Hanna masih setia mendengar percakapan Arthur dengan perempuan didepannya.


"Kau bilang apa?! Semua pasangan akan seperti itu kepada pasangannya. Aku tau kesopanan dan-"


"Aku hanya ingin mengingatkan, apa aku menyetujui dirimu untuk menjadi tunanganku? Terlebih aku tidak pernah menganggap kau adalah pasanganku. Jadi ucapan yang baru kau ucapkan tidak berlaku padaku, dan kau adalah orang asing yang tidak memiliki tata cara berpakain yang baik!" Arthur meninggikan suara pada di akhir ucapannya.


"Perempuan dengan tata cara berpakaian sepertimu seharusnya menjadi penghuni club dan memuaskan para lelaki di luar sana, Charlotte!" Tambah Arthur dan wajahnya memerah. Hanna bahkan takut melihatnya, ia tidak tau jika Arthur menjadi marah hanya karena masalah perempuan itu tidak mengetuk pintu.


"Arthur! Keluargamu dan keluargaku sudah menyetujui pertunangan kita."


"Oh bahkan aku tidak menganggap pertunangan itu ada karena memang aku tidak menyetujuinya. Sekarang sebelum aku memanggil security, lebih kau pergi sendiri!"


"Kenapa kau tidak mengusir perempuan itu?! Oh jangan bilang kalau karena perempuan itu kamu mempermalukan aku seperti ini?!" Charlotte menunjuk Hanna yang sekarang mematung serta bingung. Kenapa sekarang dirinya ikut terlibat?


"Aku akan pergi sendiri tanpa kau suruh, Nona." Kata Hanna.


"Kau tidak bisa pergi sebelum aku menyuruhmu pergi, Hanna."


"Kau harus mengusirnya! Aku ini tunangan kamu, Arthur! Dia cuman seorang ****** yang ingin tidur bersamamu!" Arthur tersulut emosi. Seberapa emosi yang Arthur rasakan, ia tidak bisa melukai seorang perempuan.


Hanna tidak terima karena perempuan itu menginjak harga dirinya. Ia melangkahkan kakinya mendekat ke Charlotte. Namun Arthur meminta Hanna untuk tetap pada posisi, Hanna kesal mendengar perintah itu.


"Apa kau tidak punya cermin atau kau tidak pernah berkaca? Bahkan cermin pun bisa mengatakan jika kau hanya seorang perempuan yang haus akan hasrat seorang lelaki, yang tidak lain adalah seorang ******." Arthur menarik tangan Charlotte keluar dari ruangan lalu Arthur mengunci ruangan dari dalam.

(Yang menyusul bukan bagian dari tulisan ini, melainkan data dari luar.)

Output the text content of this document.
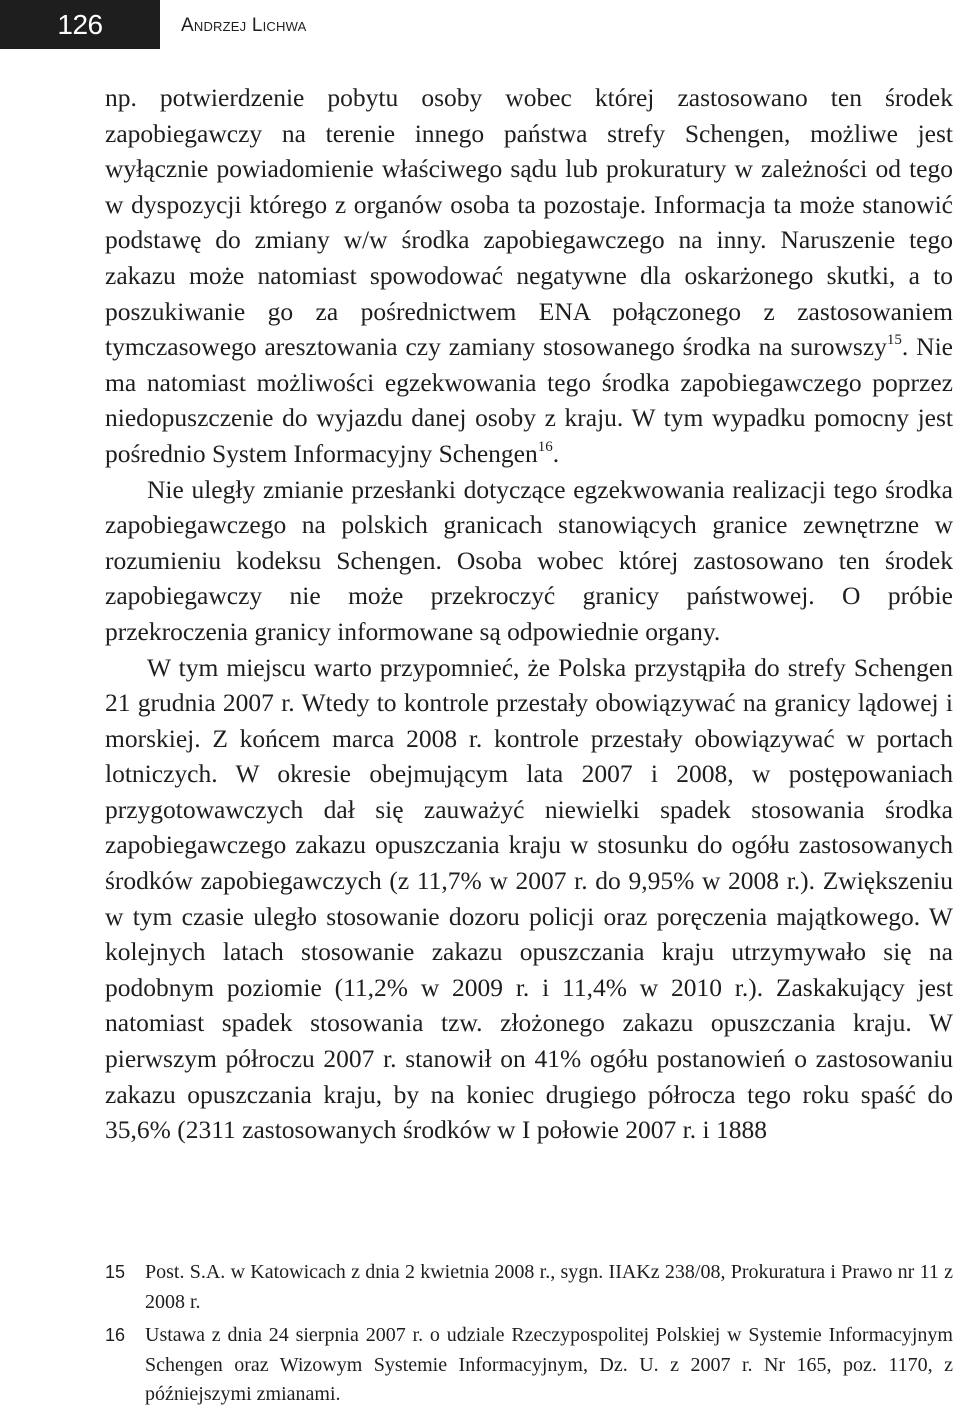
126	Andrzej Lichwa

np. potwierdzenie pobytu osoby wobec której zastosowano ten środek zapobiegawczy na terenie innego państwa strefy Schengen, możliwe jest wyłącznie powiadomienie właściwego sądu lub prokuratury w zależności od tego w dyspozycji którego z organów osoba ta pozostaje. Informacja ta może stanowić podstawę do zmiany w/w środka zapobiegawczego na inny. Naruszenie tego zakazu może natomiast spowodować negatywne dla oskarżonego skutki, a to poszukiwanie go za pośrednictwem ENA połączonego z zastosowaniem tymczasowego aresztowania czy zamiany stosowanego środka na surowszy$^{15}$. Nie ma natomiast możliwości egzekwowania tego środka zapobiegawczego poprzez niedopuszczenie do wyjazdu danej osoby z kraju. W tym wypadku pomocny jest pośrednio System Informacyjny Schengen$^{16}$.

Nie uległy zmianie przesłanki dotyczące egzekwowania realizacji tego środka zapobiegawczego na polskich granicach stanowiących granice zewnętrzne w rozumieniu kodeksu Schengen. Osoba wobec której zastosowano ten środek zapobiegawczy nie może przekroczyć granicy państwowej. O próbie przekroczenia granicy informowane są odpowiednie organy.

W tym miejscu warto przypomnieć, że Polska przystąpiła do strefy Schengen 21 grudnia 2007 r. Wtedy to kontrole przestały obowiązywać na granicy lądowej i morskiej. Z końcem marca 2008 r. kontrole przestały obowiązywać w portach lotniczych. W okresie obejmującym lata 2007 i 2008, w postępowaniach przygotowawczych dał się zauważyć niewielki spadek stosowania środka zapobiegawczego zakazu opuszczania kraju w stosunku do ogółu zastosowanych środków zapobiegawczych (z 11,7% w 2007 r. do 9,95% w 2008 r.). Zwiększeniu w tym czasie uległo stosowanie dozoru policji oraz poręczenia majątkowego. W kolejnych latach stosowanie zakazu opuszczania kraju utrzymywało się na podobnym poziomie (11,2% w 2009 r. i 11,4% w 2010 r.). Zaskakujący jest natomiast spadek stosowania tzw. złożonego zakazu opuszczania kraju. W pierwszym półroczu 2007 r. stanowił on 41% ogółu postanowień o zastosowaniu zakazu opuszczania kraju, by na koniec drugiego półrocza tego roku spaść do 35,6% (2311 zastosowanych środków w I połowie 2007 r. i 1888

15 Post. S.A. w Katowicach z dnia 2 kwietnia 2008 r., sygn. IIAKz 238/08, Prokuratura i Prawo nr 11 z 2008 r.
16 Ustawa z dnia 24 sierpnia 2007 r. o udziale Rzeczypospolitej Polskiej w Systemie Informacyjnym Schengen oraz Wizowym Systemie Informacyjnym, Dz. U. z 2007 r. Nr 165, poz. 1170, z późniejszymi zmianami.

"Kenapa anda menguncinya?"


"Hanya tidak ingin diganggu." Hanna memutarkan kedua matanya dan kembali duduk di kursi miliknya. Arthur kembali mengerjakan perkerjaan miliknya dan mood untuk meneruskan keinginan bersama Hanna seakan hilang.


Mungkin Arthur akan melakukannya kembali saat moodnya baik dan ia bisa mendapatkan kondisi seperti tadi. Hanya berdua dan tidak ada parasit.